It has taken 232 Long years and 115 prior appointments for a Black woman Ketanji Brown Jackson to be selected to serve on the Supreme Court of the United States
On April 7, 2022, the American Senate voted 53-47 to appoint Ketanji Brown Jackson as the first black woman Judge of the Supreme Court of America.
The Supreme Court of America was established on September 24, 1789. It has taken 233 long years for the USA Supreme Court to have its first black woman Judge.
Judge Ketanji Brown Jackson also delivered a stirring speech connecting her historic confirmation as the first Black woman to serve on the Supreme Court to many Black Americans’ origin in the United States with a simple phrase: “We’ve made it.”
Even today, black Americans have to fight the movement of ‘Black Lives Matter’. A policeman there can kill a black in full public view by pressing his knee on the victim’s neck until he suffocates and dies. The blacks are killed praying in a church
I am reminded of the March 1857 judgment of the Supreme Court of America in the Dred Scott case. The 7-2 judgment was disastrous in its scope and consequence. The Court ruled that blacks “are not included and were not intended to be included under the word ‘citizen’ in the Constitution.” The US SC further held that neither the Declaration of Independence nor the Constitution had been intended to apply to blacks. The blacks were so far inferior that they had no rights which the white men were bound to respect. The slaves were private property and the slavery was protected by the Constitution.
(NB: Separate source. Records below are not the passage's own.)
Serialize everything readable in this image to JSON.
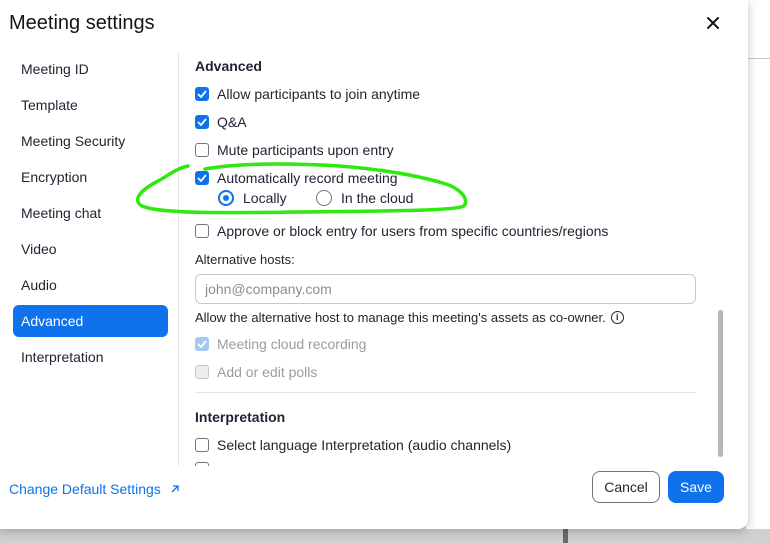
{
  "dialog": {
    "title": "Meeting settings",
    "close_icon": "close-icon"
  },
  "sidebar": {
    "items": [
      {
        "label": "Meeting ID",
        "active": false
      },
      {
        "label": "Template",
        "active": false
      },
      {
        "label": "Meeting Security",
        "active": false
      },
      {
        "label": "Encryption",
        "active": false
      },
      {
        "label": "Meeting chat",
        "active": false
      },
      {
        "label": "Video",
        "active": false
      },
      {
        "label": "Audio",
        "active": false
      },
      {
        "label": "Advanced",
        "active": true
      },
      {
        "label": "Interpretation",
        "active": false
      }
    ]
  },
  "advanced": {
    "heading": "Advanced",
    "allow_join_anytime": {
      "label": "Allow participants to join anytime",
      "checked": true
    },
    "qa": {
      "label": "Q&A",
      "checked": true
    },
    "mute_on_entry": {
      "label": "Mute participants upon entry",
      "checked": false
    },
    "auto_record": {
      "label": "Automatically record meeting",
      "checked": true,
      "options": [
        {
          "label": "Locally",
          "selected": true
        },
        {
          "label": "In the cloud",
          "selected": false
        }
      ]
    },
    "approve_block": {
      "label": "Approve or block entry for users from specific countries/regions",
      "checked": false
    },
    "alt_hosts": {
      "label": "Alternative hosts:",
      "value": "",
      "placeholder": "john@company.com",
      "note": "Allow the alternative host to manage this meeting's assets as co-owner.",
      "note_icon": "info-icon"
    },
    "cloud_recording": {
      "label": "Meeting cloud recording",
      "checked": true,
      "disabled": true
    },
    "edit_polls": {
      "label": "Add or edit polls",
      "checked": false,
      "disabled": true
    }
  },
  "interpretation": {
    "heading": "Interpretation",
    "language": {
      "label": "Select language Interpretation (audio channels)",
      "checked": false
    }
  },
  "footer": {
    "change_default_label": "Change Default Settings",
    "external_icon": "external-link-icon",
    "cancel_label": "Cancel",
    "save_label": "Save"
  },
  "colors": {
    "accent": "#0e72ed",
    "annotation_green": "#2ee80e"
  }
}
It took a civil war and the 13th and 14th amendments to the American Constitution in 1865 to annul the obnoxious judgment.
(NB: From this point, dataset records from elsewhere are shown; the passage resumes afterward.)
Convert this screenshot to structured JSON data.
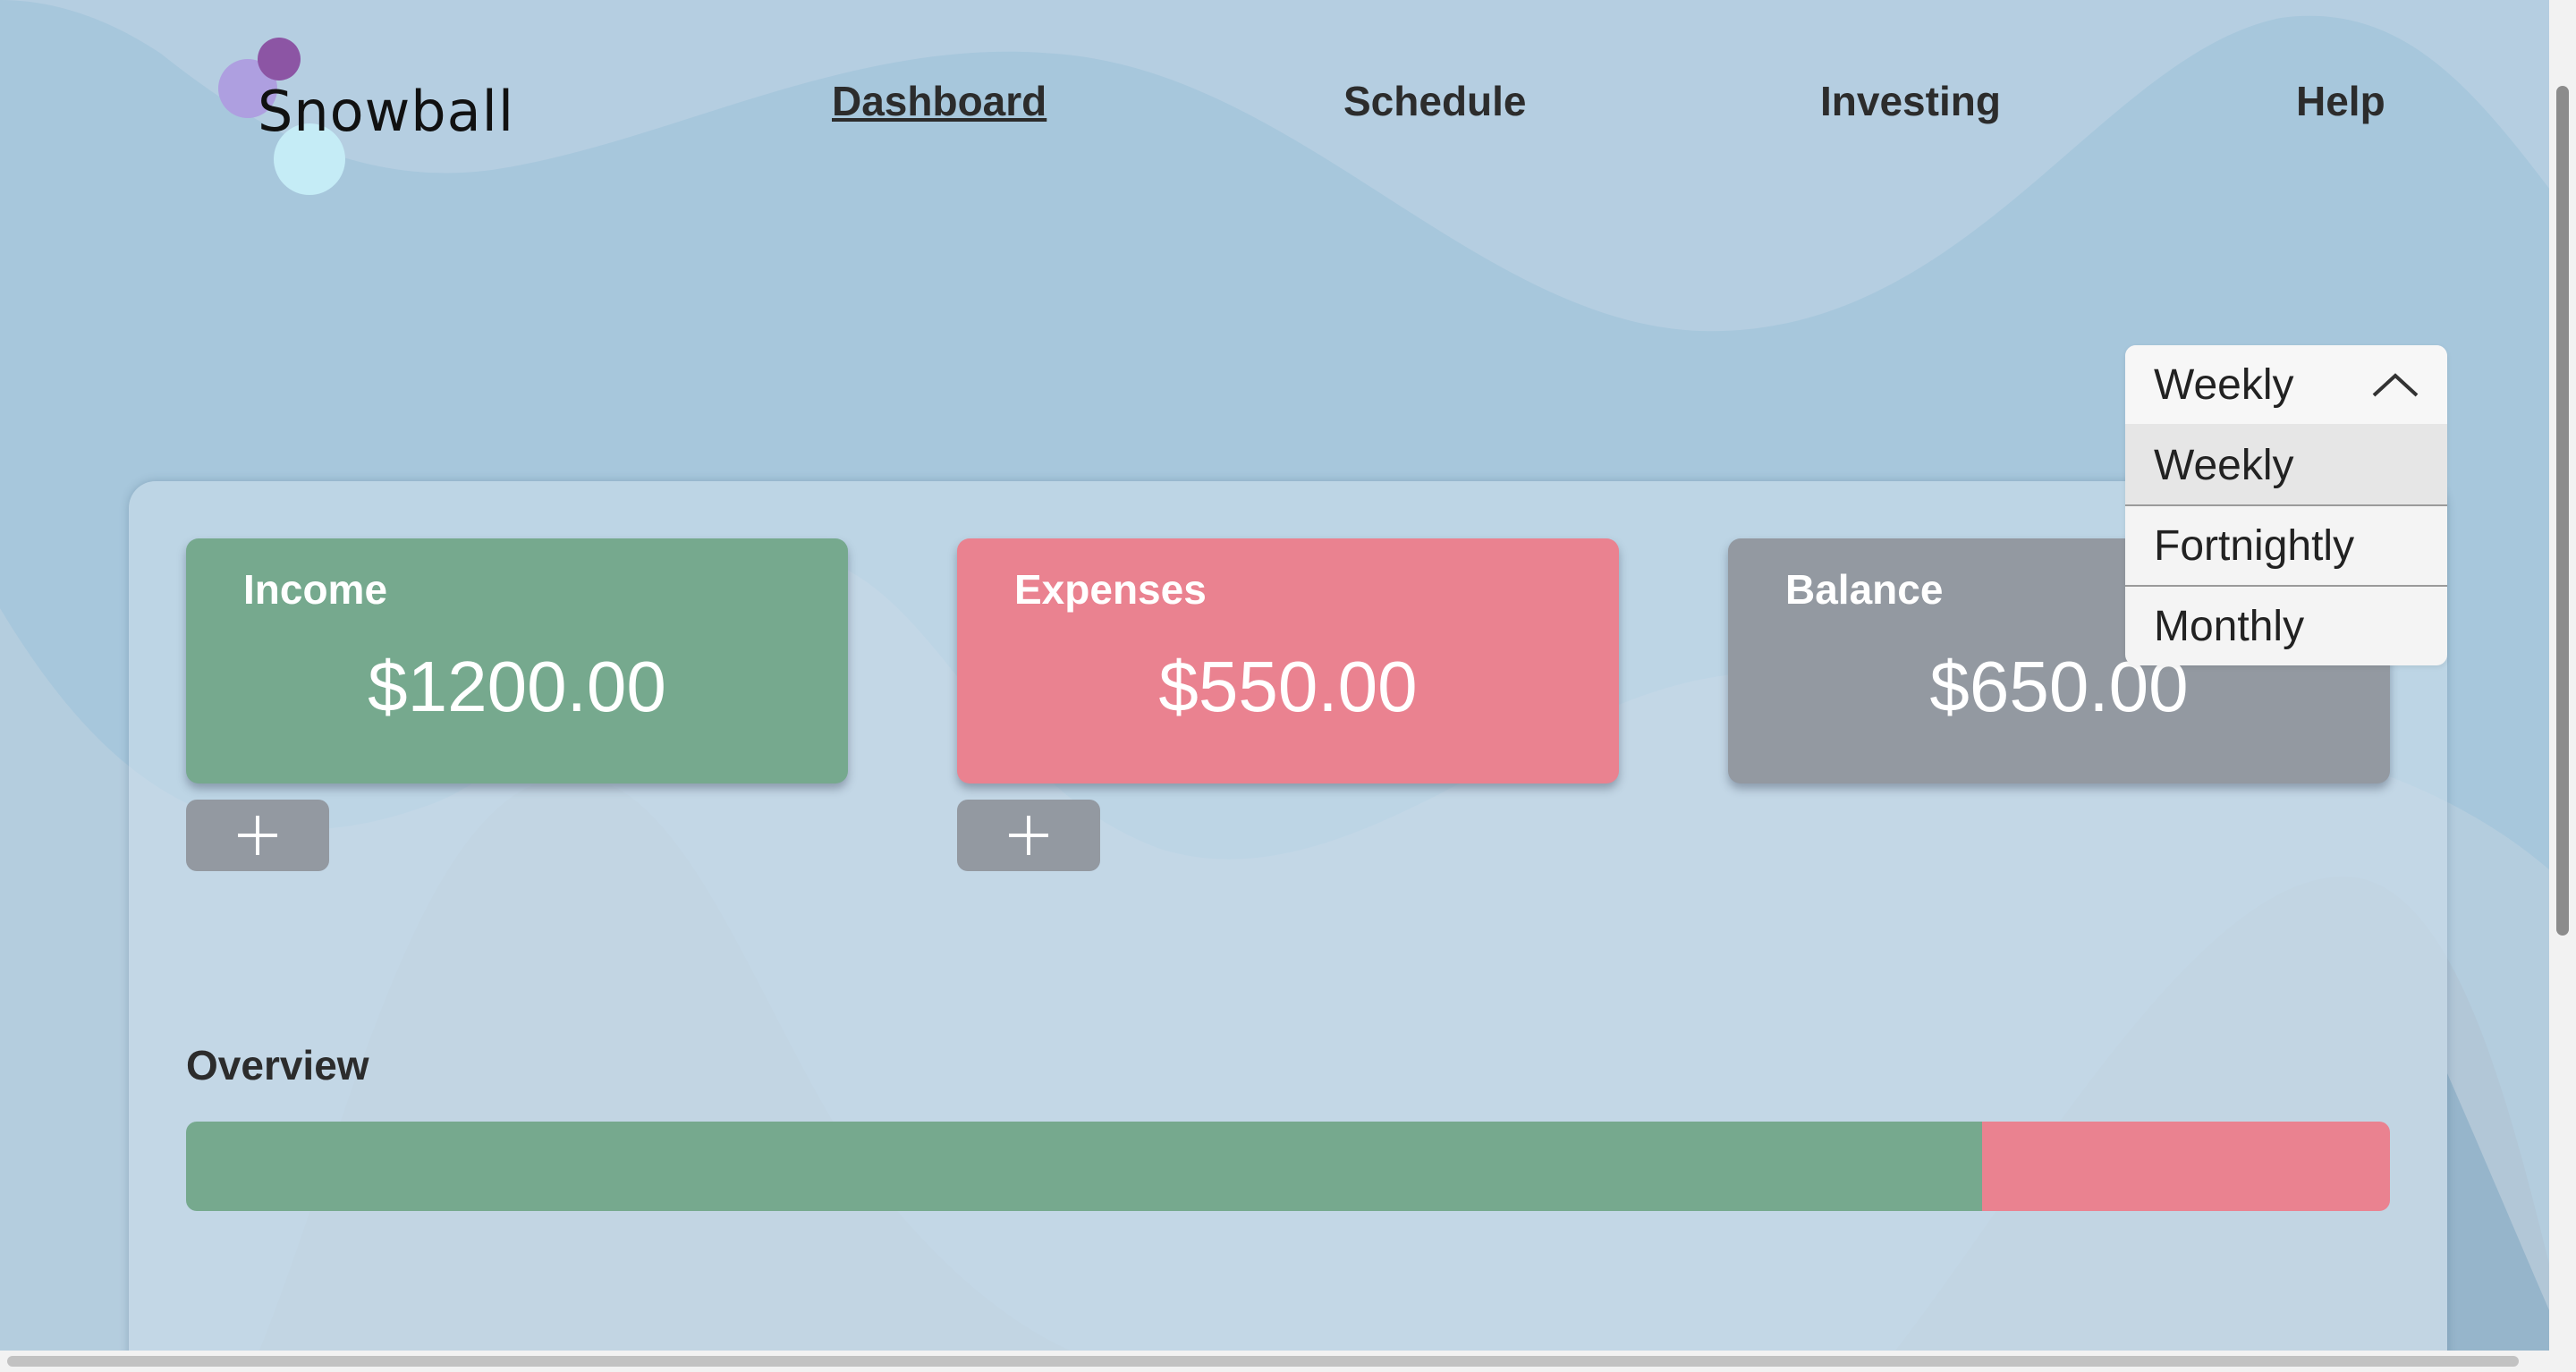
{
  "brand": {
    "name": "Snowball"
  },
  "nav": {
    "dashboard": "Dashboard",
    "schedule": "Schedule",
    "investing": "Investing",
    "help": "Help"
  },
  "period_select": {
    "selected": "Weekly",
    "options": [
      "Weekly",
      "Fortnightly",
      "Monthly"
    ],
    "highlighted": "Weekly"
  },
  "cards": {
    "income": {
      "title": "Income",
      "amount": "$1200.00",
      "color": "#76a98e"
    },
    "expenses": {
      "title": "Expenses",
      "amount": "$550.00",
      "color": "#ea8290"
    },
    "balance": {
      "title": "Balance",
      "amount": "$650.00",
      "color": "#9399a1"
    }
  },
  "add_buttons": {
    "icon": "plus-icon"
  },
  "overview": {
    "label": "Overview",
    "income_fraction": 0.8148,
    "expenses_fraction": 0.1852
  }
}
While reading the debates in the Presidential elections which elected Lincoln as the American President, I found the following passage in the speech of his rival Douglas portraying Lincoln as a black-loving agitator, “if you desire Negro citizenship, if you desire them to vote on an equality with yourselves, and to make them eligible to office, to serve on juries, and to adjudge your rights, then support Lincoln and the Black Republican Party.” The crowd responded “Never never”.
In response, Lincoln clarified that he had “no purpose to introduce political and social equality between the white and black races.” He was not in favour “of making voters or jurors of Negros…”
Even today, black Americans have to fight the movement of ‘Black Lives Matter’. A policeman there can kill a black in full public view by pressing his knee on the victim’s neck until he suffocates and dies. The blacks are killed praying in a church.
Truly, the fight for equality and dignity is a global matter and not limited to any particular pocket or amongst the castes.